Still plugging along! My vocabulary is building, but I still feel that the basics aren’t all in there yet. German is tough for one reason: Grammar. I’m really getting stuck on cases. If Duolingo concentrated a bit more on the necessary vocabulary, questions and statements first and saved this for later in the lessons, I think the world would be a happier place. Or, better yet, the grammar lessons they don’t include should be included. Explain to us why the cases are this way and what those words mean. What’s wrong with a reading bit, and then practice? Whatever, it’s meant to be an app that supplements your learning from good resources, not the center piece. But, I have to admit, I think it’s really really effective thus far (despite being stuck for weeks on the cases–nominative and accusative, I won’t even touch dative until I have the other two down).
But, I digress. This post isn’t about the cases. I’ve already gone over that when I started with them in an earlier post. I want to discuss the idea that the German language is harsh. When I began the journey, this is all I heard. I still hear only this from people. It’s all they know, a stereotype that others have used for tired old comedy skits. The language when spoken by a native isn’t harsh or loud or gutter sounding, not to my ear. I hear the flourishes of some french influence and even a bit of Latin from the corners of the Roman Empire. There is English in there, and an influence from the North and North East (of Europe, loves). It’s lovely and eclectic. That said, once in a while, something pops up in the vocabulary of the day app I have that makes me go…oh, hell no, I ain’t saying that. And then I go look for an alternative word, because I am going to sound so silly saying may I have a bon-bon, when I am asking for a bit of candy…jeez, Louise! And in that case, there is no other word. I hope they know what candy is, or some kind, handsome, wonderful, native will take pity upon this sweet, innocent, American girl and tell me how to ask for a sweet without sounding like a snobby old French lady laying about in her satin covered bed clutching poodles to her feather draped breast (the room is all white, with sparkling chandeliers and a button headboard. Garrish gold fixtures…oh, gag). Speaking of stereotypes…

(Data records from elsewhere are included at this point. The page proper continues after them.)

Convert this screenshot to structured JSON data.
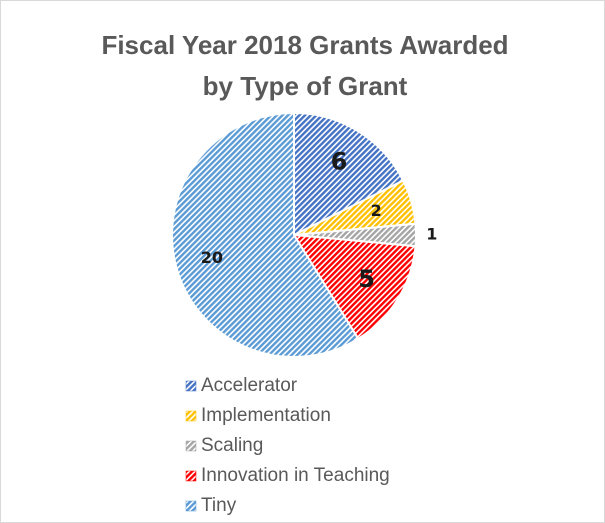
{
  "chart_data": {
    "type": "pie",
    "title_lines": [
      "Fiscal Year 2018 Grants Awarded",
      "by Type of Grant"
    ],
    "categories": [
      "Accelerator",
      "Implementation",
      "Scaling",
      "Innovation in Teaching",
      "Tiny"
    ],
    "values": [
      6,
      2,
      1,
      5,
      20
    ],
    "colors": [
      "#4472c4",
      "#ffc000",
      "#a5a5a5",
      "#ff0000",
      "#5b9bd5"
    ],
    "legend": "bottom"
  }
}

Recently, I came across a word in duolingo, like my beloved (beliebe?) Hasen. By no means is the word innocuous. You can say it with force and sound like you’re really angry about the lack of this item, or that the power in the utterance of such word adds a sinister meaning, but more importantly you’ll sound like you’re announcing the arrival of a nuclear waste created creature from the shores of Japan. Rasierer.
But don’t fear. The dude just wants a shave. Most men, even Germans, aren’t out to slit your throat and they certainly won’t demand you hand them the weapon of their demise as you watch them prepare for the day. He may have noticed the scruff upon your chin is growing in less than manly and should be scratched off before you’re laughed at in public for sparse beardedness. Or, perhaps, the gentleman noticed your legs are getting a bit fuzzy ladies (I’ve been told another stereotype about Europeans that totally negates that possibility). There are lots of uses for the word that it’s pronunciation (Rah-tseer-ah) should not worry you.
As a Godzilla fan, it just fills me with delight and thus giggles and I can’t stop saying it. This is where the awkward comes in. Hase und Rasierer shouldn’t be uttered in the same sentence. Nein. For, if you do, surely you are expressing some sort of violence, Nephew Fred or Fatal Attraction style, that leaves us wondering at your sanity.